よって、鎮静・全身麻酔下で検査や治療を行う事があります。
外耳炎の発生要因
不適切な耳掃除、シャンプーのやり過ぎ、内分泌疾患、耳ダニ、毛包虫、そしてアトピー、食物アレルギー、角化異常(脂漏症)、自己免疫疾患、細菌感染、酵母感染、アポクリン汗腺の過形成、中耳炎など
*特に、アレルギー・アトピー性皮膚炎のひとつの症状として外耳炎のみを主症状として訴える場合もあります。

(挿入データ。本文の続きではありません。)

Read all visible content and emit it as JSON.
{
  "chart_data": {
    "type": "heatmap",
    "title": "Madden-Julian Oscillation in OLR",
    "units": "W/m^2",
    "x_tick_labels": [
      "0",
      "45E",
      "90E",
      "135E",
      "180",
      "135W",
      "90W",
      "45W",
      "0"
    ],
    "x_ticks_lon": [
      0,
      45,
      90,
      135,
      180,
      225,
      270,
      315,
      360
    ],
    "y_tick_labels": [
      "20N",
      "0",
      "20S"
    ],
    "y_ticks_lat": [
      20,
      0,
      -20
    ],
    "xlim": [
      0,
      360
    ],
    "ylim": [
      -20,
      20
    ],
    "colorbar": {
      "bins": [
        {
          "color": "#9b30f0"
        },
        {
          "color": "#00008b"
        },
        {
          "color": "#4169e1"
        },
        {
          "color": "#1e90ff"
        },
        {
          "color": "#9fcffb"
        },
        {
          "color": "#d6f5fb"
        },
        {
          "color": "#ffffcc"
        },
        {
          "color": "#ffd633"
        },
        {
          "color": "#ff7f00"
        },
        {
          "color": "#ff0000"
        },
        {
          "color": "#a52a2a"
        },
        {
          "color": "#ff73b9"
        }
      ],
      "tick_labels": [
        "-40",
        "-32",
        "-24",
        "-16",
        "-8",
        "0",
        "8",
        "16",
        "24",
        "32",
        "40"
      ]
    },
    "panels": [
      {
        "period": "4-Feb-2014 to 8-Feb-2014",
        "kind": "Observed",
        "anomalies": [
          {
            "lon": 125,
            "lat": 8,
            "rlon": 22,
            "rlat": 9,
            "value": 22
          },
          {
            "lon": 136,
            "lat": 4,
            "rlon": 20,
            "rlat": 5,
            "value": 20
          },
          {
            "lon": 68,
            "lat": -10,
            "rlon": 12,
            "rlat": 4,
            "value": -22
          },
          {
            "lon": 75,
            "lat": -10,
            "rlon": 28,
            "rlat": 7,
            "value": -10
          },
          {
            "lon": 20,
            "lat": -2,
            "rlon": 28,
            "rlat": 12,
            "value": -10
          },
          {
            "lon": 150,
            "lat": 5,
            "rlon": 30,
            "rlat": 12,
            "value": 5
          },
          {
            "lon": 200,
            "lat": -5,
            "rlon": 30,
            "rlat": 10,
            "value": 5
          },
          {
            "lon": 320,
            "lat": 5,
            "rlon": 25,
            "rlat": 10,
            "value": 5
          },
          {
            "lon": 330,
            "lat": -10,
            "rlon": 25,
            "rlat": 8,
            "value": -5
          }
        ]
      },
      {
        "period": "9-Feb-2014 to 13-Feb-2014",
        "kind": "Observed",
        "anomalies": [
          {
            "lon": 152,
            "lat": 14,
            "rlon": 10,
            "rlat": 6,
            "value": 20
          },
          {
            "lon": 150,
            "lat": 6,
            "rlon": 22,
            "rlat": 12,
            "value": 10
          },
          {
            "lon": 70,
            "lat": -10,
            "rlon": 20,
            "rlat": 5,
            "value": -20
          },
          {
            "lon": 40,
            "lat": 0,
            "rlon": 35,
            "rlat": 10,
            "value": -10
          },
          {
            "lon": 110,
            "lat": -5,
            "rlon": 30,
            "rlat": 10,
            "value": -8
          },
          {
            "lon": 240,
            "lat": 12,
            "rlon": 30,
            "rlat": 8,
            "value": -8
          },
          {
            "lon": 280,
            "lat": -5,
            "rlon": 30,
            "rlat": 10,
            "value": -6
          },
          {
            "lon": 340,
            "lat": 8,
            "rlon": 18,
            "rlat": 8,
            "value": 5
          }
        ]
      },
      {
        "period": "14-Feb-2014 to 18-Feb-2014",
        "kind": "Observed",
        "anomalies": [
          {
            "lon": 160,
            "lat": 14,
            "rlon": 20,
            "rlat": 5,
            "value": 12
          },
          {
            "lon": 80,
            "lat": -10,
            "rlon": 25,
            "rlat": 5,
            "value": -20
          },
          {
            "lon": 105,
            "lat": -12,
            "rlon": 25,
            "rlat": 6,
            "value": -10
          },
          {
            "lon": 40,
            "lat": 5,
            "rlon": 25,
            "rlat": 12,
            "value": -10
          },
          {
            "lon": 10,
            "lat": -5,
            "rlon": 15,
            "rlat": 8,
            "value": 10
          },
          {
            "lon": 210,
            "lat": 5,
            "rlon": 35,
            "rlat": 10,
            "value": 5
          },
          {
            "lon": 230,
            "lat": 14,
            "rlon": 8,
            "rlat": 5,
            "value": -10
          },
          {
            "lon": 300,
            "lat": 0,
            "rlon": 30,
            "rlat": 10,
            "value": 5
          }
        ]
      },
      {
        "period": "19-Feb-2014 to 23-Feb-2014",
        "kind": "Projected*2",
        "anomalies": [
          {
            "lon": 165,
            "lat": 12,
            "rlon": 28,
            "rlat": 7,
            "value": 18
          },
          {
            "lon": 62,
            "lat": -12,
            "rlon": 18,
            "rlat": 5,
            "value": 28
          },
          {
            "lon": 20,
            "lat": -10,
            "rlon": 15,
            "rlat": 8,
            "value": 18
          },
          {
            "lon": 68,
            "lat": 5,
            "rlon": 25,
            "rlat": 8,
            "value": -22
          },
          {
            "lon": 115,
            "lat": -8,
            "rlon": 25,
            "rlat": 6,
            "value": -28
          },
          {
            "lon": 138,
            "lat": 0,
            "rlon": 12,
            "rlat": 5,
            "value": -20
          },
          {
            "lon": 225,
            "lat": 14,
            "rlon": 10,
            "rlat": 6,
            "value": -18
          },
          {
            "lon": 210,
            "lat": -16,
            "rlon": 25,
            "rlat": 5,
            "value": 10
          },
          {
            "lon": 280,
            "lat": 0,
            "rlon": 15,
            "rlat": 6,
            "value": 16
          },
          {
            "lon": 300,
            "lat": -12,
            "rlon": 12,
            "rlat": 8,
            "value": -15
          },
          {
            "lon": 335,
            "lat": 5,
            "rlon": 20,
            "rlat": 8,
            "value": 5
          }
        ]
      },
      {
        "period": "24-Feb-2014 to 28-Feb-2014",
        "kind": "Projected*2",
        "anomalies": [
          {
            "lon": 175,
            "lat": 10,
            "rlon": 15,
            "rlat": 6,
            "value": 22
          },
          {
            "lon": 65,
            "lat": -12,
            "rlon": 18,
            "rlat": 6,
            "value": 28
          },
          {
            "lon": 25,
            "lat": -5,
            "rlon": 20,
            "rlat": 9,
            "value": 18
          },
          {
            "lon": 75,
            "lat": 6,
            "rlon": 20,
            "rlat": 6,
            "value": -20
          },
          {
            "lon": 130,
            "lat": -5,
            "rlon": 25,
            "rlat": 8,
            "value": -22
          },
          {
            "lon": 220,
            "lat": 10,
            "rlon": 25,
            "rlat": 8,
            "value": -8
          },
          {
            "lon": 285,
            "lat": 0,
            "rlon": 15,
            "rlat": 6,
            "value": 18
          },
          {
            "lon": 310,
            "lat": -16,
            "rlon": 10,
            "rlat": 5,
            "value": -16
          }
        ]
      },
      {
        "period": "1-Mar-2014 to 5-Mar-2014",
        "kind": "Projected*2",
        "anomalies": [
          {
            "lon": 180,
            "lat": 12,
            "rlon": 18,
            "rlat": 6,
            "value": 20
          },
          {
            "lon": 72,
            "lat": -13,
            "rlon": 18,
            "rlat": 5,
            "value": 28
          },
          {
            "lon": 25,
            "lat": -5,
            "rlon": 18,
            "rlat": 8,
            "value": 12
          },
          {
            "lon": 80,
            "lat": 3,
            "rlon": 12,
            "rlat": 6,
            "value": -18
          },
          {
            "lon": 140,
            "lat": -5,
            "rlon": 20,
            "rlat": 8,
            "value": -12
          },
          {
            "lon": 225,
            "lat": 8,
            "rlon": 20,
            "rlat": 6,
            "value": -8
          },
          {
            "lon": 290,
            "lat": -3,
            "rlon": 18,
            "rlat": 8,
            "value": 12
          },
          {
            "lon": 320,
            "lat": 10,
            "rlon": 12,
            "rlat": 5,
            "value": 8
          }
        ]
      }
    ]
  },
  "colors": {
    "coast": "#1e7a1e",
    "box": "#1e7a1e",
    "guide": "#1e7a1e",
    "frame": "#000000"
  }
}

アトピー症例の3-5%、食物アレルギーの25%は、外耳炎のみを症状として訴える。
①問診
・自宅での環境:耳掃除の方法(過剰な掃除・清拭、耳の洗いすぎ)
*綿棒や耳掃除用ティッシュによる過剰な掃除は、外耳炎の原因となります。
・左右対称性:基礎疾患に伴う外耳炎は両側に起こり易い
・外耳炎の既往歴:いつから、季節性など
・皮膚症状の有無:角化異常、アレルギーに関連した皮膚症状
・全身状態:中耳炎の症状(斜頸、聴力)、基礎疾患の有無(多飲多尿、元気食欲)
②検査
・外観観察
耳介、耳道入り口の観察
耳漏(分泌物)の性状
・耳垢検査(耳垢細胞診):耳ダニ、上皮細胞、炎症細胞、微生物(細菌、酵母)
・耳鏡検査:耳道内の観察・異物や腫瘍の有無・鼓膜の観察
○簡易型耳鏡(診察内で一般的に使用します)
○オトスコープ(耳道用硬性鏡) 細径硬性鏡 (鎮静・全身麻酔をして行います)
詳細に耳道内が検査観察、材料採取・洗浄・治療が同時に行います。
鼓膜の詳細な観察が可能、鼓膜裂傷・鼓室洗浄など中耳炎の診断治療が行えます。
*当院では、オトスコープでの治療を特徴としております。
・細菌検査:培養/抗生物質感受性検査
・レントゲン検査(殆どの場合鎮静・全身麻酔)
・CT検査(全身麻酔)
・アレルギー検査
③治療
・抗生剤、抗炎症剤などの内服
・抗生剤、抗炎症剤の点耳、外用塗布
・耳道洗浄 ○自宅での洗浄 ○院内での洗浄 ○全身麻酔下での洗浄
○オトスコープでの洗浄 →複数回の洗浄が必要
・食事療法 アトピー、アレルギーの症例
・外科手術 最終的には各種手術が必要なこともあります。
*慢性化した外耳炎の症例では、適切で根気強い治療が必要であり、数ヶ月~数年など長期の継続治療が必要なことがあります。